Esto sin que en ninguno de los estados, ni en la capital del país hayan iniciado formalmente los procesos electorales. Por lo visto se tratará de procesos álgidos que se dirimirán con las reglas establecidas por la dirigencia nacional morenista, pero que no replican lo que se llevó a cabo para elegir a la coordinadora de la defensa de la cuatro T (que en realidad es la candidata presidencial de ese partido). En algunas entidades el activismo de las personas interesadas en esas candidaturas inició hace varios meses y se puede presumir que en caso de ser elegidas por su partido, tendrán que resolver el nada fácil problema de justificar inversiones muy elevadas en propaganda e incluso en mensajes a través de la radio.
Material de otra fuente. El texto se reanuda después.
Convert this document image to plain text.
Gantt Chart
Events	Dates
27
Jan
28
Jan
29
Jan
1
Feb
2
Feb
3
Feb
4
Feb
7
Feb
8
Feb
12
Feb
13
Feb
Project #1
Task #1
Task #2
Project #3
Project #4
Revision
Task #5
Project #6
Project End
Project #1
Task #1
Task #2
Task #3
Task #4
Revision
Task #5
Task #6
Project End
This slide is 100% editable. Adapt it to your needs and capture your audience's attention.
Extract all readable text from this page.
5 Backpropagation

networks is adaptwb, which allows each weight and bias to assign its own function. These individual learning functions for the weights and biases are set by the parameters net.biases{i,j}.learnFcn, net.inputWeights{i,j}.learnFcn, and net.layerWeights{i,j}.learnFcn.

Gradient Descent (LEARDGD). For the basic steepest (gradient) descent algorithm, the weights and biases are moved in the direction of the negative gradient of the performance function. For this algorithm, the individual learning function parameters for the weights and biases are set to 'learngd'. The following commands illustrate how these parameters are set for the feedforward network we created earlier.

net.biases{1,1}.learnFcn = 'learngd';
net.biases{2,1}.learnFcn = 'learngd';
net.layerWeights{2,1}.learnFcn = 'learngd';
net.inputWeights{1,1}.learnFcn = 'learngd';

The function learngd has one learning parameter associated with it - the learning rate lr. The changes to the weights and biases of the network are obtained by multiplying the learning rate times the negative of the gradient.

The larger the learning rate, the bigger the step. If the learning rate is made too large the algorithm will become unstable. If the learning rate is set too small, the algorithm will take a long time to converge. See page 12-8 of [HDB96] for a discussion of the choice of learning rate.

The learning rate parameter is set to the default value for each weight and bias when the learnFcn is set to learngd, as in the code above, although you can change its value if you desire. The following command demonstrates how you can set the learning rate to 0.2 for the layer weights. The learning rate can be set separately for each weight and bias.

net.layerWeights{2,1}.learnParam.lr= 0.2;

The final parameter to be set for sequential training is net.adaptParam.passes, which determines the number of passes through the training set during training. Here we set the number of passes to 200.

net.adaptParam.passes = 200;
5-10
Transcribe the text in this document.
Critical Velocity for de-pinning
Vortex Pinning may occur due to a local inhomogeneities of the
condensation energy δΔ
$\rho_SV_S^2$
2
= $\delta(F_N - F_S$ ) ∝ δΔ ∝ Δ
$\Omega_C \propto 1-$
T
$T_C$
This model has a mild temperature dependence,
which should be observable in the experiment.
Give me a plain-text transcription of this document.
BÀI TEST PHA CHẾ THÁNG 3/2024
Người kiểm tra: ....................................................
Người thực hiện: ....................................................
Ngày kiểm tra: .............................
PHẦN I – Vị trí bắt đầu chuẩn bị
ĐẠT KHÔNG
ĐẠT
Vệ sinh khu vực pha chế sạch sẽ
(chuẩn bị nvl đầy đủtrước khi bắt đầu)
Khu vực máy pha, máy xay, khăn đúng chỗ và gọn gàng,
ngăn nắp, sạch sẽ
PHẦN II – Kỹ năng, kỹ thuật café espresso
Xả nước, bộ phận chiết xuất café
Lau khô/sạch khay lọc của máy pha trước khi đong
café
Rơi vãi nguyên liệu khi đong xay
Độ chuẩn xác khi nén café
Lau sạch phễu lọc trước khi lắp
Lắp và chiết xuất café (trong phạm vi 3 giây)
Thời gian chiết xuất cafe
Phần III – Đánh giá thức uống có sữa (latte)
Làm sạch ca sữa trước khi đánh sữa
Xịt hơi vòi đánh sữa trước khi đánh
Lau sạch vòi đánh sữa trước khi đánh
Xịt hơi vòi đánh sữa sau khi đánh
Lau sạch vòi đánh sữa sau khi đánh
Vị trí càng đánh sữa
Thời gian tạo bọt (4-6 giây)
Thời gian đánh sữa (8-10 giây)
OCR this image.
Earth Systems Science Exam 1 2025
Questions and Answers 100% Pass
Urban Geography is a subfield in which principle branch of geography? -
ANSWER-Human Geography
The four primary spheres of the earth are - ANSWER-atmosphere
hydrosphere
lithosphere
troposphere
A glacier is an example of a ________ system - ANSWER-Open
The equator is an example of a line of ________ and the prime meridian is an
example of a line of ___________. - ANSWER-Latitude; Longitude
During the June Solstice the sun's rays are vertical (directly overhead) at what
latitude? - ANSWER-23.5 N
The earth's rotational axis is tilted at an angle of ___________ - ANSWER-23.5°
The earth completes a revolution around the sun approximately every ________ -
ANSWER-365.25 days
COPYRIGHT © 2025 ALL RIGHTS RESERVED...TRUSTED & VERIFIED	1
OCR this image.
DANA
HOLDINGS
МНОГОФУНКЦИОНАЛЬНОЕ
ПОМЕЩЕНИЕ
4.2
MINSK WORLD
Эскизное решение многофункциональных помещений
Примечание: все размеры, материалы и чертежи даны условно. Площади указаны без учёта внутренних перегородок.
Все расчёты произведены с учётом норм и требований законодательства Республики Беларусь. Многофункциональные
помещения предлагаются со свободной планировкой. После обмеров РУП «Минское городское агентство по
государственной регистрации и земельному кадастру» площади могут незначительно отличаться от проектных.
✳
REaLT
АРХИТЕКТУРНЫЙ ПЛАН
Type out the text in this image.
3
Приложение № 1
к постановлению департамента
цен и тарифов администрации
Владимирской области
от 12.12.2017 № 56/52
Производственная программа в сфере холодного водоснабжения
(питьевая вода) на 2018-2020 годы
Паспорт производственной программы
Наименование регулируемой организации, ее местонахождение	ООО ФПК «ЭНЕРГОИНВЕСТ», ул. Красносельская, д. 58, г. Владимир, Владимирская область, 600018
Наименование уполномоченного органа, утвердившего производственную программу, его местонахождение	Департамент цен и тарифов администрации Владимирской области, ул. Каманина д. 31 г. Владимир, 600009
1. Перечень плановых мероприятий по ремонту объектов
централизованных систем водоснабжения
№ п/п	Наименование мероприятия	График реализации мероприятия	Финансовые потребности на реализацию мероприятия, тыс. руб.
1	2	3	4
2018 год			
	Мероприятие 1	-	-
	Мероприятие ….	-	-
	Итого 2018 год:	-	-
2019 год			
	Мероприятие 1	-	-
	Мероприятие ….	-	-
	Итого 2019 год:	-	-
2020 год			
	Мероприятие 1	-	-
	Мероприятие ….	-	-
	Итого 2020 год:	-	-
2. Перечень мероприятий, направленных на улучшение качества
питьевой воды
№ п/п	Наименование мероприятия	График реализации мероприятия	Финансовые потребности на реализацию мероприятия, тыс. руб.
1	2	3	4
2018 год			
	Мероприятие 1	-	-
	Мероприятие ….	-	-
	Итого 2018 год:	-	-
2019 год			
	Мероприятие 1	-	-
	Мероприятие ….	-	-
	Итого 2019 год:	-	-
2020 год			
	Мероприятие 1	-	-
En esa materia el INE y los institutos electorales de las nueve entidades deberán tomar decisiones para intentar fiscalizar una gran cantidad de recursos que no encuentran justificación en la legislación vigente y que pueden llevar a situaciones de rebase de los gastos de precampaña. Ese escenario se torna más complejo, cuando se observa que ese tipo de violación legal se puede convertir en causal para negar el registro de las candidaturas.
Las pasiones que han desatado los adelantados procesos de selección de candidaturas del partido que se encuentra en el gobierno pueden producir un muy alto nivel de litigiosidad, en el que el INE, los institutos y los tribunales electorales locales, y el Tribunal Electoral del Poder Judicial de la Federación deberán desplegar sus capacidades de arbitraje ante situaciones que evidentemente desbordan a la normalidad institucional.
En clave de democracia esta situación se puede convertir en un arma de doble filo. Puede deslegitimar a los árbitros electorales; o puede consolidar la confianza ciudadana en el desempeño de esas instituciones. Lo primero no sólo es indeseable, puede terminar por profundizar la inconformidad de amplias capas de la sociedad con el funcionamiento de nuestra democracia. Lo segundo, puede actuar en sentido contrario; siempre que los actores políticos que resulten responsables y, en consecuencia, sean sancionados acaten las resoluciones.